The rise in demand has continued to be particularly prevalent in the haulage industry. In November, the price-per-mile for haulage vehicles was 11.1 points higher than that of courier vehicles. This continues a seven-month run of haulage vehicle inflation exceeding courier vehicle inflation , which began in April.

Limited profits, limited stock

High transport costs and supply chain issues have already hit retailer profits ahead of the festive period. According to recent ONS data, more than one in five businesses reported significant challenges in early November: either a lack of logistics equipment or hauliers to transport goods. 

The predicted price-per-mile increase across the haulage and courier sectors is set to squeeze high-street retailers’ Christmas profits further.

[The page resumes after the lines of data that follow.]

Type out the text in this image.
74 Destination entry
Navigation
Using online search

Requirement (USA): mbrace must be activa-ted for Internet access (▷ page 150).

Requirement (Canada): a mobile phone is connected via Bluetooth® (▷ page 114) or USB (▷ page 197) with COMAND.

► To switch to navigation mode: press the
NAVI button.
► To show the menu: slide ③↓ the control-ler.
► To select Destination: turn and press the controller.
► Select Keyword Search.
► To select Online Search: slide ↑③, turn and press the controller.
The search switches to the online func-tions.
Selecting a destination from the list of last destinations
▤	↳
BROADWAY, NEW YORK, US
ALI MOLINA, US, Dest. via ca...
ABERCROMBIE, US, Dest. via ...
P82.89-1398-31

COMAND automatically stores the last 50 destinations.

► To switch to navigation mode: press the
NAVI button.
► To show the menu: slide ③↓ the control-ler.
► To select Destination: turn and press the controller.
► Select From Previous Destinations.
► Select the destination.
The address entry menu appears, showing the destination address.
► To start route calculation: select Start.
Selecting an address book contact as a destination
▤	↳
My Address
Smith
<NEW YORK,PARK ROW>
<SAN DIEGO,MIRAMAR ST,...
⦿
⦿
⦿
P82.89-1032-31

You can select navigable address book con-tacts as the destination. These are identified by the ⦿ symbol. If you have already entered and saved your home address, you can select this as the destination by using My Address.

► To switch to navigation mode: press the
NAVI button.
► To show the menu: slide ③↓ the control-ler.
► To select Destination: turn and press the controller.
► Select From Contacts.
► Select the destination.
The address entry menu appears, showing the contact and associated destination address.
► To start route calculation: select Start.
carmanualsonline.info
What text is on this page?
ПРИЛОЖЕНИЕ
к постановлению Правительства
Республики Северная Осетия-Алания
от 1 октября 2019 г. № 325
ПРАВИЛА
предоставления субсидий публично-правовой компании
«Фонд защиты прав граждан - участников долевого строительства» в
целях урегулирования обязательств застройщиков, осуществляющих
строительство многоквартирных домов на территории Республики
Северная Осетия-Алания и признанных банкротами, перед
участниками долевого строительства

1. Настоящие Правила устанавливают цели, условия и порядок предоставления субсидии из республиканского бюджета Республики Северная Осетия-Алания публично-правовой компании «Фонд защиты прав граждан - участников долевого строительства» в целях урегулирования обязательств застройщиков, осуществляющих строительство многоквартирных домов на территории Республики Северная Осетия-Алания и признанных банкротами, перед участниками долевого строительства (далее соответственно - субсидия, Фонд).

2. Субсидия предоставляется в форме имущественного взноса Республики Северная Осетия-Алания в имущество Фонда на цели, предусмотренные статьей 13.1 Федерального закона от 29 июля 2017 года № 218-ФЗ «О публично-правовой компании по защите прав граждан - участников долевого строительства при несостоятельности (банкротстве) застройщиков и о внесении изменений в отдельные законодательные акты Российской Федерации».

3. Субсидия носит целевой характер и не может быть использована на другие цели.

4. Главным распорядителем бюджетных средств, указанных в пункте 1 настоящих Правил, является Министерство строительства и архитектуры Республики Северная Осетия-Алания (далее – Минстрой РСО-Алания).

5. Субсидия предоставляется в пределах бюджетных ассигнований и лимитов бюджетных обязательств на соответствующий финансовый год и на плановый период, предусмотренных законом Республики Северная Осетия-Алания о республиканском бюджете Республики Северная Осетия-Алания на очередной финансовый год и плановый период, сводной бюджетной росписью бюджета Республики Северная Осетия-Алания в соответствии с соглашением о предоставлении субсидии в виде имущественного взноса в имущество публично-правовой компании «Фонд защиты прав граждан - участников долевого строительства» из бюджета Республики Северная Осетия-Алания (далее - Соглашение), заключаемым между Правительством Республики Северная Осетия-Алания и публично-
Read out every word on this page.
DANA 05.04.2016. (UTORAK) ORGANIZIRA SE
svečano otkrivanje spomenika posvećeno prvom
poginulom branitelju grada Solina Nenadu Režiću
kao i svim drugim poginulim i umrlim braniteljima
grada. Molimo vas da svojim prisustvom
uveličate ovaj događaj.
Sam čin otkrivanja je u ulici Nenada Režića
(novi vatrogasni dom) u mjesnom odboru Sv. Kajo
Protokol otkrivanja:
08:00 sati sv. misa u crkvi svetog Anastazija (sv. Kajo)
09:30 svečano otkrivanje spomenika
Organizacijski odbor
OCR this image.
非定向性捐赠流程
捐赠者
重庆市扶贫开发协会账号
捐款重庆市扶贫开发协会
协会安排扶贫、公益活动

Already, firms such as Next and AO are citing supply chain issues for anticipated sales shortfalls.

Consumers are also set to suffer, with less choice than usual when it comes to food and drink for Christmas. The Wine and Spirits Trade Association (WSTA) has warned of potential drink shortages during the festive period.

Lyall Cresswell, CEO of Transport Exchange Group, says:
“TEG is uniquely placed to analyse industry trends: it handles 10,000 freight transactions every day. The TEG Road Transport Price Index has been tracking over four million aggregated and anonymised transactions since January 2019, and analysis of this data reveals that a December spike in price-per-mile rates is highly likely.

“With Christmas being a period of extreme demand for haulage and courier services, further challenges remain, both for those working in the road freight industry and those who rely on them.”

“To meet demand, the government has announced a range of measures to support the industry, including making more HGV driving test slots available and a temporary visa scheme for drivers from abroad.” 

Kirsten Tisdale, director of logistics consultants Aricia Limited and Fellow of the Chartered Institute of Logistics & Transport, says:

“In the past two months, the TEG Road Transport Price Index has descended from its recent September high. Demand continues to be affected by various factors, but it does look as if prices are responding to increased capacity in the market, despite the continued rise in fuel prices, as more drivers have become available through a variety of recent industry and government responses.

“However, the logistics industry needs to ensure it retains these drivers through seasonal reduced demand in January and February. Only then can road freight rates continue to stabilise in 2022.”